Dormayer pfiff auf Chirac, gewann, war darüber selbst am meisten erstaunt - und engagiert sich seither so stark für die Bruderschaft, dass man ihn, als einzigen aktiven Fleischhauer, ins Kapitel aufgenommen hat.

Schokolade und Calvados

Auch das Blut geht, gemeinsam mit in Blut eingeweichten Semmeln, durch den Wolf. Der Fleischhauer vermischt es dann in einer Art blechernen Badewanne mit dem Fleischbrei, mit Semmelwürfeln und Gewürzen, füllt die Masse in Rinderdärme (argentinische, weil die europäischen seit BSE-Zeiten verboten sind), er bindet sie ab und gart die Würste eine Stunde lang bei 80 Grad.

Manchen mengt er überraschende Zutaten bei: Schokolade aus Belgien, französischen Calvados, Kiwi, Kokos, Kaffee; Meeresfrüchte: 35 Kompositionen umfasst sein Sortiment. Die "Goldene Palme" erhielt er 2006 für seine "Mozart-Blunz'n", eine Nougat-Marzipan-Wurst, umhüllt von feinstem Blut. Konkurrentin Frau Doktor Didion, die Erfinderin der Blutwurst-Pralinen, wurde da nur Zweite, aber im Jahr darauf hat sie zurückgeschlagen: mit einer Blutwurst-Schwarzwälder-Kirsch-Torte, einer mehrstöckigen.
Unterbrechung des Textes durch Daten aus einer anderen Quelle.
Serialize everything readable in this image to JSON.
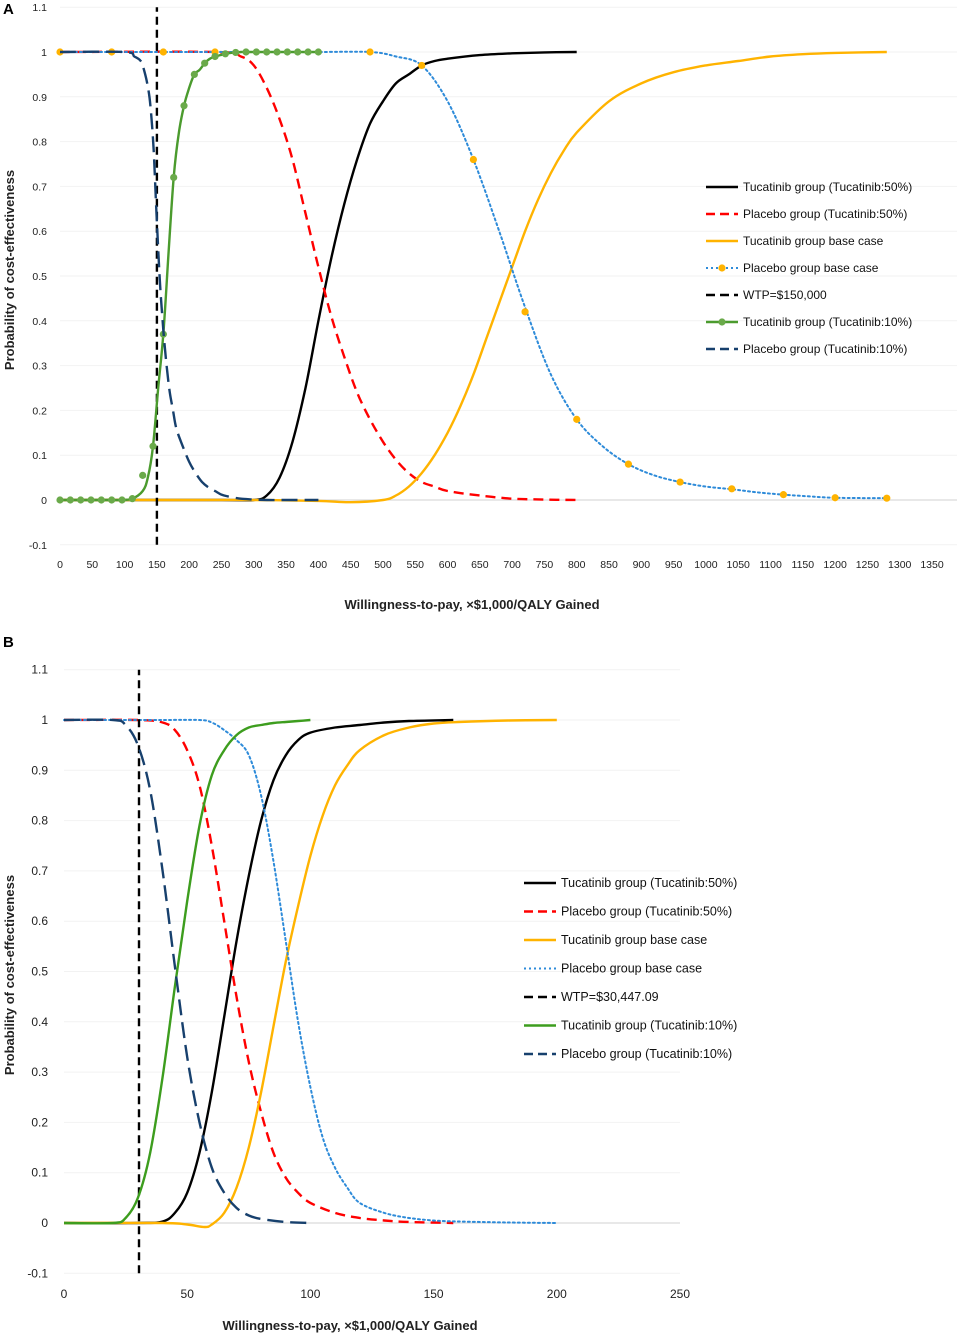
{
  "chart_data": [
    {
      "panel": "A",
      "type": "line",
      "xlabel": "Willingness-to-pay, ×$1,000/QALY Gained",
      "ylabel": "Probability of cost-effectiveness",
      "xlim": [
        0,
        1350
      ],
      "ylim": [
        -0.1,
        1.1
      ],
      "xticks": [
        0,
        50,
        100,
        150,
        200,
        250,
        300,
        350,
        400,
        450,
        500,
        550,
        600,
        650,
        700,
        750,
        800,
        850,
        900,
        950,
        1000,
        1050,
        1100,
        1150,
        1200,
        1250,
        1300,
        1350
      ],
      "xtick_labels": [
        "0",
        "50",
        "100",
        "150",
        "200",
        "250",
        "300",
        "350",
        "400",
        "450",
        "500",
        "550",
        "600",
        "650",
        "700",
        "750",
        "800",
        "850",
        "900",
        "950",
        "1000",
        "1050",
        "1100",
        "1150",
        "1200",
        "1250",
        "1300",
        "1350"
      ],
      "yticks": [
        -0.1,
        0,
        0.1,
        0.2,
        0.3,
        0.4,
        0.5,
        0.6,
        0.7,
        0.8,
        0.9,
        1,
        1.1
      ],
      "ytick_labels": [
        "-0.1",
        "0",
        "0.1",
        "0.2",
        "0.3",
        "0.4",
        "0.5",
        "0.6",
        "0.7",
        "0.8",
        "0.9",
        "1",
        "1.1"
      ],
      "legend_position": "right",
      "series": [
        {
          "name": "Tucatinib group (Tucatinib:50%)",
          "style": "solid",
          "color": "#000000",
          "marker": "none",
          "x": [
            0,
            250,
            300,
            320,
            340,
            360,
            380,
            400,
            420,
            440,
            460,
            480,
            500,
            520,
            540,
            560,
            580,
            600,
            650,
            700,
            750,
            800
          ],
          "y": [
            0,
            0,
            0,
            0.01,
            0.05,
            0.13,
            0.25,
            0.4,
            0.54,
            0.66,
            0.76,
            0.84,
            0.89,
            0.93,
            0.95,
            0.97,
            0.98,
            0.985,
            0.993,
            0.997,
            0.999,
            1
          ]
        },
        {
          "name": "Placebo group (Tucatinib:50%)",
          "style": "dashed",
          "color": "#ff0000",
          "marker": "none",
          "x": [
            0,
            240,
            280,
            300,
            320,
            340,
            360,
            380,
            400,
            420,
            440,
            460,
            480,
            500,
            520,
            540,
            560,
            580,
            600,
            650,
            700,
            750,
            800
          ],
          "y": [
            1,
            1,
            0.99,
            0.97,
            0.92,
            0.85,
            0.76,
            0.64,
            0.52,
            0.41,
            0.32,
            0.24,
            0.18,
            0.13,
            0.09,
            0.06,
            0.04,
            0.03,
            0.02,
            0.01,
            0.003,
            0.001,
            0
          ]
        },
        {
          "name": "Tucatinib group base case",
          "style": "solid",
          "color": "#ffb300",
          "marker": "none",
          "x": [
            0,
            200,
            300,
            400,
            450,
            500,
            520,
            540,
            560,
            580,
            600,
            620,
            640,
            660,
            680,
            700,
            720,
            740,
            760,
            780,
            800,
            850,
            900,
            950,
            1000,
            1050,
            1100,
            1150,
            1200,
            1280
          ],
          "y": [
            0,
            0,
            0,
            -0.002,
            -0.005,
            0,
            0.01,
            0.03,
            0.06,
            0.1,
            0.15,
            0.21,
            0.28,
            0.36,
            0.44,
            0.52,
            0.6,
            0.67,
            0.73,
            0.78,
            0.82,
            0.89,
            0.93,
            0.955,
            0.97,
            0.98,
            0.99,
            0.995,
            0.998,
            1
          ]
        },
        {
          "name": "Placebo group base case",
          "style": "dotted",
          "color": "#2e8bd9",
          "marker": "dot",
          "x": [
            0,
            80,
            160,
            240,
            320,
            400,
            480,
            520,
            560,
            600,
            640,
            680,
            720,
            760,
            800,
            840,
            880,
            920,
            960,
            1000,
            1040,
            1080,
            1120,
            1160,
            1200,
            1280
          ],
          "y": [
            1,
            1,
            1,
            1,
            1,
            1,
            1,
            0.99,
            0.97,
            0.89,
            0.76,
            0.6,
            0.43,
            0.28,
            0.18,
            0.12,
            0.08,
            0.055,
            0.04,
            0.03,
            0.024,
            0.017,
            0.012,
            0.008,
            0.005,
            0.004
          ],
          "marker_x": [
            0,
            80,
            160,
            240,
            480,
            560,
            640,
            720,
            800,
            880,
            960,
            1040,
            1120,
            1200,
            1280
          ],
          "marker_y": [
            1,
            1,
            1,
            1,
            1,
            0.97,
            0.76,
            0.42,
            0.18,
            0.08,
            0.04,
            0.025,
            0.012,
            0.005,
            0.004
          ],
          "marker_color": "#ffb300"
        },
        {
          "name": "WTP=$150,000",
          "style": "dashed-vertical",
          "color": "#000000",
          "marker": "none",
          "x": [
            150,
            150
          ],
          "y": [
            -0.1,
            1.1
          ]
        },
        {
          "name": "Tucatinib group (Tucatinib:10%)",
          "style": "solid",
          "color": "#4b9b2e",
          "marker": "dot",
          "x": [
            0,
            16,
            32,
            48,
            64,
            80,
            96,
            112,
            128,
            136,
            144,
            152,
            160,
            168,
            176,
            184,
            192,
            200,
            208,
            216,
            224,
            232,
            240,
            248,
            256,
            264,
            272,
            280,
            288,
            296,
            304,
            320,
            336,
            352,
            368,
            384,
            400
          ],
          "y": [
            0,
            0,
            0,
            0,
            0,
            0,
            0,
            0.003,
            0.02,
            0.05,
            0.12,
            0.25,
            0.37,
            0.55,
            0.72,
            0.82,
            0.88,
            0.92,
            0.95,
            0.96,
            0.975,
            0.985,
            0.99,
            0.993,
            0.996,
            0.998,
            0.999,
            1,
            1,
            1,
            1,
            1,
            1,
            1,
            1,
            1,
            1
          ],
          "marker_x": [
            0,
            16,
            32,
            48,
            64,
            80,
            96,
            112,
            128,
            144,
            160,
            176,
            192,
            208,
            224,
            240,
            256,
            272,
            288,
            304,
            320,
            336,
            352,
            368,
            384,
            400
          ],
          "marker_y": [
            0,
            0,
            0,
            0,
            0,
            0,
            0,
            0.003,
            0.055,
            0.12,
            0.37,
            0.72,
            0.88,
            0.95,
            0.975,
            0.99,
            0.996,
            0.999,
            1,
            1,
            1,
            1,
            1,
            1,
            1,
            1
          ],
          "marker_color": "#6aaa4a"
        },
        {
          "name": "Placebo group (Tucatinib:10%)",
          "style": "long-dashed",
          "color": "#17406d",
          "marker": "none",
          "x": [
            0,
            100,
            115,
            125,
            130,
            135,
            140,
            145,
            150,
            155,
            160,
            165,
            170,
            175,
            180,
            190,
            200,
            210,
            220,
            230,
            240,
            250,
            260,
            270,
            280,
            300,
            320,
            350,
            400
          ],
          "y": [
            1,
            1,
            0.99,
            0.98,
            0.96,
            0.93,
            0.88,
            0.78,
            0.62,
            0.48,
            0.38,
            0.3,
            0.24,
            0.2,
            0.16,
            0.12,
            0.085,
            0.06,
            0.04,
            0.028,
            0.02,
            0.012,
            0.008,
            0.005,
            0.003,
            0.001,
            0,
            0,
            0
          ]
        }
      ]
    },
    {
      "panel": "B",
      "type": "line",
      "xlabel": "Willingness-to-pay, ×$1,000/QALY Gained",
      "ylabel": "Probability of cost-effectiveness",
      "xlim": [
        0,
        250
      ],
      "ylim": [
        -0.1,
        1.1
      ],
      "xticks": [
        0,
        50,
        100,
        150,
        200,
        250
      ],
      "xtick_labels": [
        "0",
        "50",
        "100",
        "150",
        "200",
        "250"
      ],
      "yticks": [
        -0.1,
        0,
        0.1,
        0.2,
        0.3,
        0.4,
        0.5,
        0.6,
        0.7,
        0.8,
        0.9,
        1,
        1.1
      ],
      "ytick_labels": [
        "-0.1",
        "0",
        "0.1",
        "0.2",
        "0.3",
        "0.4",
        "0.5",
        "0.6",
        "0.7",
        "0.8",
        "0.9",
        "1",
        "1.1"
      ],
      "legend_position": "right",
      "series": [
        {
          "name": "Tucatinib group (Tucatinib:50%)",
          "style": "solid",
          "color": "#000000",
          "marker": "none",
          "x": [
            0,
            30,
            40,
            45,
            50,
            55,
            60,
            65,
            70,
            75,
            80,
            85,
            90,
            95,
            100,
            110,
            120,
            130,
            140,
            158
          ],
          "y": [
            0,
            0,
            0.003,
            0.02,
            0.06,
            0.14,
            0.26,
            0.41,
            0.56,
            0.69,
            0.8,
            0.88,
            0.93,
            0.96,
            0.975,
            0.985,
            0.99,
            0.995,
            0.998,
            1
          ]
        },
        {
          "name": "Placebo group (Tucatinib:50%)",
          "style": "dashed",
          "color": "#ff0000",
          "marker": "none",
          "x": [
            0,
            30,
            40,
            45,
            50,
            55,
            60,
            65,
            70,
            75,
            80,
            85,
            90,
            95,
            100,
            110,
            120,
            130,
            140,
            158
          ],
          "y": [
            1,
            1,
            0.995,
            0.98,
            0.94,
            0.87,
            0.75,
            0.6,
            0.45,
            0.32,
            0.22,
            0.14,
            0.09,
            0.06,
            0.04,
            0.02,
            0.01,
            0.005,
            0.002,
            0
          ]
        },
        {
          "name": "Tucatinib group base case",
          "style": "solid",
          "color": "#ffb300",
          "marker": "none",
          "x": [
            0,
            40,
            50,
            57,
            60,
            65,
            70,
            75,
            80,
            85,
            90,
            95,
            100,
            105,
            110,
            115,
            120,
            130,
            140,
            150,
            160,
            180,
            200
          ],
          "y": [
            0,
            0,
            -0.003,
            -0.008,
            -0.003,
            0.02,
            0.07,
            0.15,
            0.26,
            0.39,
            0.52,
            0.63,
            0.73,
            0.81,
            0.87,
            0.91,
            0.94,
            0.97,
            0.985,
            0.993,
            0.996,
            0.999,
            1
          ]
        },
        {
          "name": "Placebo group base case",
          "style": "dotted",
          "color": "#2e8bd9",
          "marker": "none",
          "x": [
            0,
            20,
            40,
            55,
            60,
            65,
            70,
            75,
            80,
            85,
            90,
            95,
            100,
            105,
            110,
            115,
            120,
            130,
            140,
            150,
            160,
            180,
            200
          ],
          "y": [
            1,
            1,
            1,
            1,
            0.995,
            0.98,
            0.96,
            0.93,
            0.85,
            0.72,
            0.56,
            0.4,
            0.27,
            0.17,
            0.11,
            0.07,
            0.04,
            0.02,
            0.01,
            0.005,
            0.003,
            0.001,
            0
          ]
        },
        {
          "name": "WTP=$30,447.09",
          "style": "dashed-vertical",
          "color": "#000000",
          "marker": "none",
          "x": [
            30.447,
            30.447
          ],
          "y": [
            -0.1,
            1.1
          ]
        },
        {
          "name": "Tucatinib group (Tucatinib:10%)",
          "style": "solid",
          "color": "#3d9d1e",
          "marker": "none",
          "x": [
            0,
            20,
            25,
            30,
            35,
            40,
            45,
            50,
            55,
            60,
            65,
            70,
            75,
            80,
            85,
            90,
            95,
            100
          ],
          "y": [
            0,
            0,
            0.01,
            0.05,
            0.14,
            0.29,
            0.47,
            0.64,
            0.79,
            0.89,
            0.94,
            0.97,
            0.985,
            0.99,
            0.994,
            0.996,
            0.998,
            1
          ]
        },
        {
          "name": "Placebo group (Tucatinib:10%)",
          "style": "long-dashed",
          "color": "#17406d",
          "marker": "none",
          "x": [
            0,
            20,
            25,
            30,
            35,
            40,
            45,
            50,
            55,
            60,
            65,
            70,
            75,
            80,
            90,
            100
          ],
          "y": [
            1,
            1,
            0.99,
            0.95,
            0.86,
            0.7,
            0.51,
            0.33,
            0.2,
            0.11,
            0.06,
            0.03,
            0.015,
            0.008,
            0.002,
            0
          ]
        }
      ]
    }
  ]
}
Und dann sitzt man in Dormayers Garten, genießt schmackhafte "klassische" Blunz'n mit schwarzem Brot und weißem Spritzer, schwelgt in dieser Schlichtheit - und schon erscheint die Welt der Ritter, Roben, Goldenen Palmen fremd und leicht bizarr. Aber Vorsicht: Der gute Ruf der Mortagner Medaillen hat kleinen Betrieben schon im Überlebenskampf geholfen, sagt Franz Dormayer, der bestimmt kein Träumer ist.